More specifically, Anderson wrote on the question of whether Ethan Allen, conqueror of Fort Ticonderoga and then a prisoner of the Crown for three long years, was ready to fall into that category:
It was the summer of 1780 when Ethan Allen, Vermont’s self-proclaimed leader, was approached by a man on a dusty road to Arlington. Beverly Robinson, a Virginian Loyalist and friend of British Commander-in-Chief Henry Clinton, looked down at Allen from atop his horse and handed him a piece of paper. It was a proposal to Allen and Vermont: renounce their commitment to the Union, return to the British Empire, and they could potentially be rewarded with a “separate government under the king and constitution of England” with their lands validated.
Allen, and later his brother Ira and their friend Joseph Fay, tried to play the British and Americans off against each other for local advantage. Ultimately the Franco-American victory at Yorktown changed the equation.
Yet that was not the end of the matter for Ethan Allen. Throughout the 1780s, he maintained contact with the British and continued to push for Vermont rejoining the British Empire. He was “as rapacious as a wolf,” according to [Gen. Frederick] Haldimand. As late as 1788, he made overtures about a potential alliance or Vermont rejoining the empire as a means of protecting Vermont from a threatening United States, as well as its invaluable trade that was dependent on Quebec and the St. Lawrence River.
Allen’s fame grew from his 1779 Narrative of Colonel Ethan Allen’s Captivity, which appeared before his negotiations with British commanders. His infamy in early America came out of publishing Reason: The Only Oracle of Man, the argument for deism he created with Dr. Thomas Young. As a result, Allen’s dance with Loyalism, and what that says about his status as an American hero, got lost in the shuffle until recent decades. 

2 comments:

adkmilkmaid said...

An extremely good book on Allen is INVENTING ETHAN ALLEN, by H. Nicholas Muller III and John Duffy. This is an academic book devoted to untangling the many myths surrounding the "hero of Vermont." I have long known that Ethan Allen was a land speculator and a thug, even a terrorist, before the Revolution and that he and his lawless mob (later romantically dubbed the Green Mountain Boys) stole credit from Arnold in the capture of Fort Ticonderoga in 1775. However, I had no idea of the yards and yards of fiction draping Allen.

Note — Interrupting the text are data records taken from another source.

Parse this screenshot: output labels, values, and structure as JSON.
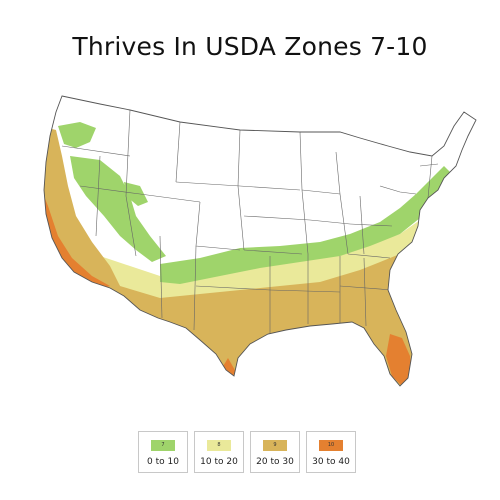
{
  "title": "Thrives In USDA Zones 7-10",
  "colors": {
    "zone7": "#9fd46b",
    "zone8": "#eae99a",
    "zone9": "#d8b45a",
    "zone10": "#e48030",
    "coast": "#c8743d",
    "border": "#555555",
    "background": "#ffffff"
  },
  "legend": [
    {
      "zone": "7",
      "range": "0 to 10",
      "color": "#9fd46b"
    },
    {
      "zone": "8",
      "range": "10 to 20",
      "color": "#eae99a"
    },
    {
      "zone": "9",
      "range": "20 to 30",
      "color": "#d8b45a"
    },
    {
      "zone": "10",
      "range": "30 to 40",
      "color": "#e48030"
    }
  ]
}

It's very fun to read that instead of his famous claimed rejoinder to the question of by whose authority he took Ticonderoga ("In the name of the great Jehovah and the Continental Congress!"), folks on the scene recalled him saying, "Come out of there, you old rat!" and "Come out, you sons of British whores!" Similarly, as Allen was not a member of the Continental army at the time, but the leader of a gang, he wore no dashing uniform or riding boots, as always depicted, but most likely a homespun shirt or smock, buckskin breeches, and a pair of new shoes.

I'm eager to read more about his conniving with the British.

J. L. Bell said...

I can second the recommendation of Inventing Ethan Allen.